Man of Medan plays pretty much identically to Until Dawn: same basic concepts, controls, interface and mechanics. It has support for multiplayer (with people swapping the controller for local co-op or two people online), but that's pretty much the only significant change. If you haven't played Until Dawn, Man of Medan is very easy to pick up and play, with simple movement and button prompts mixed with easy-to-complete QTEs.

One thing I have to note about the controls is play with a controller. The keyboard and mouse controls are a huge detriment to the experience. Moving feels awkward, the QTEs feel awkward, and there are a lot of times it didn't seem to work properly. I ended up having to restart and plug in a controller because the K/M controls did not work at all. On the other hand, the game does offer all of the welcome accessibility options that have been appearing in modern games, such as "hold button to complete mash QTE" and even a (single-player only) option that prevents QTE timing out for those who want to control the story but not fall prey to a mistimed button prompt.

A single playthrough of the story is about six hours long, but it's worth doing at least one more playthrough of the game using the Curator's Cut to see alternate scenes, in addition to succeeding (or failing) where you didn't in your first playthrough to see how the outcomes change. I was pleasantly surprised to see how much certain scenes could deviate between playthroughs, but a lot of the game is pretty linear. At the end of the day, the big differences are who survived (if anyone) and how they escape (if ever) from the evil ship.

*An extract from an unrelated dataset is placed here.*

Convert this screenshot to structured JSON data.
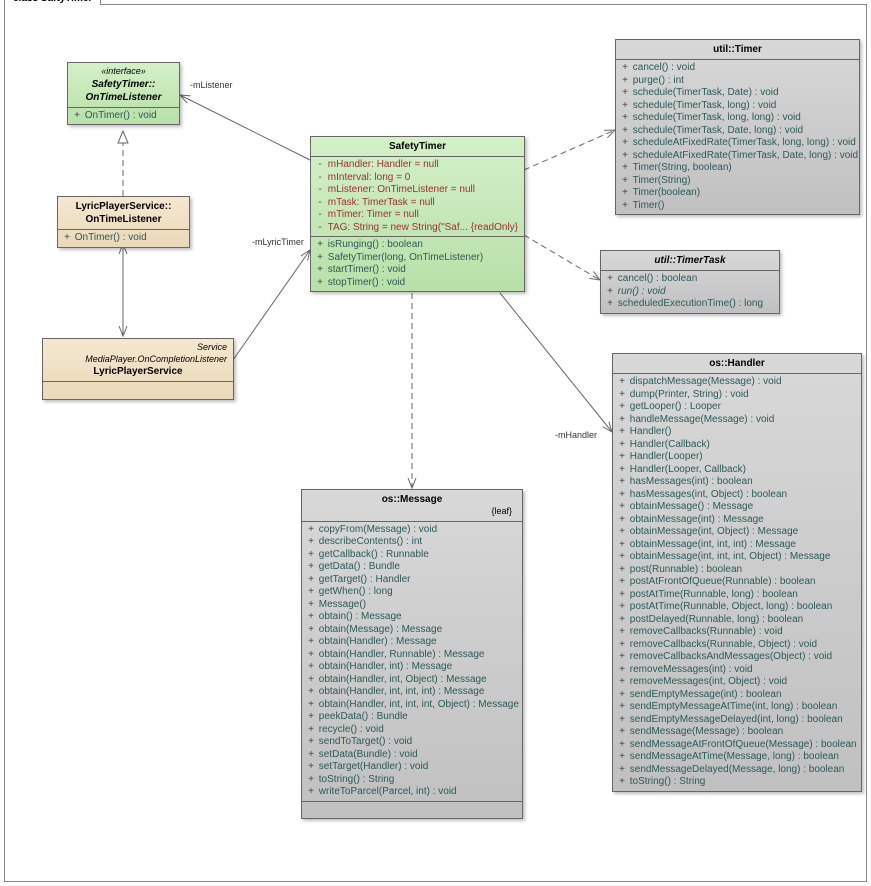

Man of Medan looks amazing, especially given its $30 price tag. The graphics are top-notch and frequently look astonishingly good. Sometimes, the facial animation veers a bit into the uncanny valley. (In particular, Julia's teeth are scarier than any monsters.) By and large, it looks great and makes good use of cinematic techniques. The voice acting is iffy. While the individual actors can do well, there are a lot of stilted line deliveries, likely because variations in the story can lead to lines being said at very different times. It gives the entire thing a rather low-budget feel that is at odds with the rest of the presentation. When the actors are on, they do a great job, but when they're off, it can sour a scene.

All in all, The Dark Pictures Anthology: Episode 1 - Man of Medan is a worthy follow-up to Until Dawn. It hits a lot of the same notes, and it's clear the developers understood the group appeal of watching-slash-playing a cheesy horror film with friends. There are still some weak points, but Man of Medan shows a willingness to learn from the previous game's mistakes and leaves us curious to see the next part of the anthology.